Abbildung 1-1: Ein Elektroantrieb kann das Leben an Bord deutlich einfacher machen. [bht2000/Shutterstock.com]
Es liegt im Trend, seine Freizeit auf dem Wasser zu verbringen. Allein in Deutschland gibt es über 30.000 km befahrbare Wasserwege und eine Küstenlänge von fast 2.400 km.² Auf diesen Strecken gibt es zahlreiche Möglichkeiten für einen aufregenden Segeltörn, spannende Wasserskierlebnisse und gemütliche Reisen durch die Kanäle und Flüsse. In Europa lieben es ca. 48 Millionen Menschen³, die Kräfte der Natur in den Segeln zu spüren, im uns umgebenden Nass zu plantschen und durch scheinbar unberührte Wildnis zu schippern.
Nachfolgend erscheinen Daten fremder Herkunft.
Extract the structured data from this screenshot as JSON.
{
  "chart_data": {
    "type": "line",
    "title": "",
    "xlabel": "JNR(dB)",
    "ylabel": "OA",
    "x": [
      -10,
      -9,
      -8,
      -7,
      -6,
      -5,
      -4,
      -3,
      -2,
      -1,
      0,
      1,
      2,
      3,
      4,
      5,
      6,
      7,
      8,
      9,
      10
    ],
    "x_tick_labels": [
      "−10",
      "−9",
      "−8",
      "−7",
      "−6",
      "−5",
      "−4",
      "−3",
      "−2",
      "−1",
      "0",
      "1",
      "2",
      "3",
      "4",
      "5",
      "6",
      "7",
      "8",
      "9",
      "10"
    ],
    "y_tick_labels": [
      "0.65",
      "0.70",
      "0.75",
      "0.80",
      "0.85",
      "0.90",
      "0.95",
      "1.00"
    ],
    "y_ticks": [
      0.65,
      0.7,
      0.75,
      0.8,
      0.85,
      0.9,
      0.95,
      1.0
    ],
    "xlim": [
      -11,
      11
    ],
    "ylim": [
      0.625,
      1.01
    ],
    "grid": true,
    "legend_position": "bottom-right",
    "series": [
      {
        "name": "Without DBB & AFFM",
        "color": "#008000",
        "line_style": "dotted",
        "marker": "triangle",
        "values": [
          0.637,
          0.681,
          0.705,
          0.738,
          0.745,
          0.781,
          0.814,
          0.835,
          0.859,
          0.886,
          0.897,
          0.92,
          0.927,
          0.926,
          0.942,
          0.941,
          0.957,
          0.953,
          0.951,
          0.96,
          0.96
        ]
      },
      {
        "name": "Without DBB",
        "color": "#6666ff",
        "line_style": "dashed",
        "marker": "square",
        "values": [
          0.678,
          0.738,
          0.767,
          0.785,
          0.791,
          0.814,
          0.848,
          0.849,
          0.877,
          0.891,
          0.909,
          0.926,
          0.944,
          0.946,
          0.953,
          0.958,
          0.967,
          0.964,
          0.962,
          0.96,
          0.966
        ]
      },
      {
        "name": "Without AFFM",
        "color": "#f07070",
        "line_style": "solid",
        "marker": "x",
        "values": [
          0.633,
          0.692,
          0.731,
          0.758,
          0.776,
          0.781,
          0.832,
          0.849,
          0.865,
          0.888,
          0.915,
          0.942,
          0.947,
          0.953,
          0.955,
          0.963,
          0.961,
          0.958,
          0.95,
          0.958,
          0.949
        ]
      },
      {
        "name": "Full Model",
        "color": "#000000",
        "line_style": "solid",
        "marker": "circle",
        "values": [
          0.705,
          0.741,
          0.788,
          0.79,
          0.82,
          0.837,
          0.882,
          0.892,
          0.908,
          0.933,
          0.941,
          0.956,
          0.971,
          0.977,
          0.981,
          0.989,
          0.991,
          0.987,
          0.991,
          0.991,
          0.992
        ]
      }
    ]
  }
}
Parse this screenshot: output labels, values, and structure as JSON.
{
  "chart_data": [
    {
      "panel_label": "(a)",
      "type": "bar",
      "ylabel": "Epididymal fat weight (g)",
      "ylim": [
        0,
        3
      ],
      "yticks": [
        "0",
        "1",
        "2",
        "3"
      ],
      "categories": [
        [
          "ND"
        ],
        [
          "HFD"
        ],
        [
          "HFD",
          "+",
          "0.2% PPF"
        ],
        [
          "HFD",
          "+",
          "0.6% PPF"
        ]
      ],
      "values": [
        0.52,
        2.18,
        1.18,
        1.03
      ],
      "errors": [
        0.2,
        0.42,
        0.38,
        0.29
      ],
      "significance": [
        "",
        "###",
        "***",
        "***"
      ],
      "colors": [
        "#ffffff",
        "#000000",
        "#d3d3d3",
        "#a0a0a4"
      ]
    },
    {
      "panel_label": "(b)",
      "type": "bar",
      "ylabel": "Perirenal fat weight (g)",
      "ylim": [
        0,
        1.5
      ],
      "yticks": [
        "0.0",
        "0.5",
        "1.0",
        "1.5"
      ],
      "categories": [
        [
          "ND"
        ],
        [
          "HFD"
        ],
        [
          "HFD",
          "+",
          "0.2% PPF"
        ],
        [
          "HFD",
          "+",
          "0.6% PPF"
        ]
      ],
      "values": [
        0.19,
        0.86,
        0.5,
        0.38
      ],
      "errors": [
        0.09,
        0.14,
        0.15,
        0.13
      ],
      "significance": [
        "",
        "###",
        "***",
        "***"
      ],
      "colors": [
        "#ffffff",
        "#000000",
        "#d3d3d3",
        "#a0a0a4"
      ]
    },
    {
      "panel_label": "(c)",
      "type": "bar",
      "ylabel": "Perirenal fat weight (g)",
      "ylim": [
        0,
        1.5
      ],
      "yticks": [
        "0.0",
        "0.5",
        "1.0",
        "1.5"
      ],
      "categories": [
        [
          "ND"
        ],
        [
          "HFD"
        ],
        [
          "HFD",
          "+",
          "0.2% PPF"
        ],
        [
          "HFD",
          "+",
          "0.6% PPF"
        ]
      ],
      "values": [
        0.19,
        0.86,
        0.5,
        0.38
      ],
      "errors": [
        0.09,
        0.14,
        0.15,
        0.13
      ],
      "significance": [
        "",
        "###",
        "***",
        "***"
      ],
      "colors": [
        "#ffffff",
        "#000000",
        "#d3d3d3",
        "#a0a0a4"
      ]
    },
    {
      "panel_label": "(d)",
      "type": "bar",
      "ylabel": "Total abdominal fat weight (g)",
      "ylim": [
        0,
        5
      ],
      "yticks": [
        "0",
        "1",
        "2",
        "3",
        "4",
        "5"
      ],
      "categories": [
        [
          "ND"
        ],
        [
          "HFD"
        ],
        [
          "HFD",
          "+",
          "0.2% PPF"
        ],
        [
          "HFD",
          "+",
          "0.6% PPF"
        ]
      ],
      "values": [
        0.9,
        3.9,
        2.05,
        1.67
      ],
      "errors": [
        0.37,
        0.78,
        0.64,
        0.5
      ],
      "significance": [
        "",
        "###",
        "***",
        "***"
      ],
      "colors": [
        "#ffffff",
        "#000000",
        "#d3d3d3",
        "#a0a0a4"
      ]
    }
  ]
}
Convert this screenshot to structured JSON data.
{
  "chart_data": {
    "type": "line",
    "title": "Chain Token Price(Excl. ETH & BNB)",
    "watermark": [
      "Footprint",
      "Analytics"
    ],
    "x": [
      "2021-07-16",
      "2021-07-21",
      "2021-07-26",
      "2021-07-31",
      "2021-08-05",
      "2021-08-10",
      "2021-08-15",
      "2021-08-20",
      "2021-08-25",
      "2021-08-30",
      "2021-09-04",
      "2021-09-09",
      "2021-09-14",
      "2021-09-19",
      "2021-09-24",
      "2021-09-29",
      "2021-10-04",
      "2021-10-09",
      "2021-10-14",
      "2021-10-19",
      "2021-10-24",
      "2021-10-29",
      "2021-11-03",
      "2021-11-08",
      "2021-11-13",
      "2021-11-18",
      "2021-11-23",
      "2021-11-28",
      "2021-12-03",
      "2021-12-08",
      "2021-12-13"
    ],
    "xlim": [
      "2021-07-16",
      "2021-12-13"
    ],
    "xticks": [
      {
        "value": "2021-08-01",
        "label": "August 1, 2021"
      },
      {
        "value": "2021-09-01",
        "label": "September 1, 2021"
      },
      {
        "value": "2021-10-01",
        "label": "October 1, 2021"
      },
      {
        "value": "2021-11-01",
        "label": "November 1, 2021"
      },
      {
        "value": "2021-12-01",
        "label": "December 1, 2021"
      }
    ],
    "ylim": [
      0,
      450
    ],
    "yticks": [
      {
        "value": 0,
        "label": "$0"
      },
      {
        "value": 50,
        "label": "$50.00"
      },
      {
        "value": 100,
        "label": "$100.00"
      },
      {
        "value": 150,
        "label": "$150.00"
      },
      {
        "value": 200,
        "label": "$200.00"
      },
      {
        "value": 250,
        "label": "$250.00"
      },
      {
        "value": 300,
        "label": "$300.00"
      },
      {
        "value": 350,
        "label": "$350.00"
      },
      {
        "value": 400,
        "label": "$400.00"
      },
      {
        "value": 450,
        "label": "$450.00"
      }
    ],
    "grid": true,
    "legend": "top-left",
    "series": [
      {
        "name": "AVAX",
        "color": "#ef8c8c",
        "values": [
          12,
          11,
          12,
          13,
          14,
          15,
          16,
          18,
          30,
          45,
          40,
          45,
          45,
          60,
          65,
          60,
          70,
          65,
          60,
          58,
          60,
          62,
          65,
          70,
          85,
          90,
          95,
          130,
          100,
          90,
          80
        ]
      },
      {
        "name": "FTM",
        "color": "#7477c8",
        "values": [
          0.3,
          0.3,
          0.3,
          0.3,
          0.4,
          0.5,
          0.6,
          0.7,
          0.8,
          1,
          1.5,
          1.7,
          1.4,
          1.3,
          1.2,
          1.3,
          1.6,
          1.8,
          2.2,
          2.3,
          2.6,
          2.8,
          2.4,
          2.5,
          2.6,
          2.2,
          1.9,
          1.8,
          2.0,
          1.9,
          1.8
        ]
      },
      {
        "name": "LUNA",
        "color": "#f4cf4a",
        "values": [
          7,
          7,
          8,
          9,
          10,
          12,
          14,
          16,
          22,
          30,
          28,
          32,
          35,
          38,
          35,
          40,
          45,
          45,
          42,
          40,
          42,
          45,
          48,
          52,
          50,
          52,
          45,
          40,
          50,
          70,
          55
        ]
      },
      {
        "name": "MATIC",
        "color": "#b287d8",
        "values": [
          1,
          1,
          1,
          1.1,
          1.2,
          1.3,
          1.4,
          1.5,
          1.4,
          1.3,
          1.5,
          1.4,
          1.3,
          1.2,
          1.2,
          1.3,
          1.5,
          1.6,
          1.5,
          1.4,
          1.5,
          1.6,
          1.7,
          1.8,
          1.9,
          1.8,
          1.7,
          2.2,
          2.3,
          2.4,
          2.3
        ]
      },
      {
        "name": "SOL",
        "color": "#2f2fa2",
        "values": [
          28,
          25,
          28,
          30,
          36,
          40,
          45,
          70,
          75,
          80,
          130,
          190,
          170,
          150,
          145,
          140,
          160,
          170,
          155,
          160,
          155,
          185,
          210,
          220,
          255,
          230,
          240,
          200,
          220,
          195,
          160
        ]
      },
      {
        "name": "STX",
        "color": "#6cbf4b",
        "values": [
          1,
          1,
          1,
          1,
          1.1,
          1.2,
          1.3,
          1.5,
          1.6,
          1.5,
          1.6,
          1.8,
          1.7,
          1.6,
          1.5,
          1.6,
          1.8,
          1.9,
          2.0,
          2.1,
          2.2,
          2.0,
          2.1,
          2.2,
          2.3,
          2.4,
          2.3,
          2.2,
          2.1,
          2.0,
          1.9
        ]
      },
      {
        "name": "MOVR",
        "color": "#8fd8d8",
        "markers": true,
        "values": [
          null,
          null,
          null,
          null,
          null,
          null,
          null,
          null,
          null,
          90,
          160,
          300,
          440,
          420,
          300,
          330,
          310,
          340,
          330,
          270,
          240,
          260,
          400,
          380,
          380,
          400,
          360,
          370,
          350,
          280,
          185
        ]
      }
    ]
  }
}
Wie passt in dieses Bild der mit Abgasen versehene Kühlwasserstrahl, der aus der Bordwand austritt, der leichte Ölfilm, der sich in der Bilge gesammelt hat, und das Knattern des Diesels oder Benziners? Eines vorweg: Dies ist keine Frage der politischen Gesinnung. Es entspricht dem aktuellen Zeitgeist zu hinterfragen, welchen ökologischen Fußabdruck wir hinterlassen und wie z. B. der technische Fortschritt negative Auswirkungen verringern kann, ohne uns den Spaß zu nehmen.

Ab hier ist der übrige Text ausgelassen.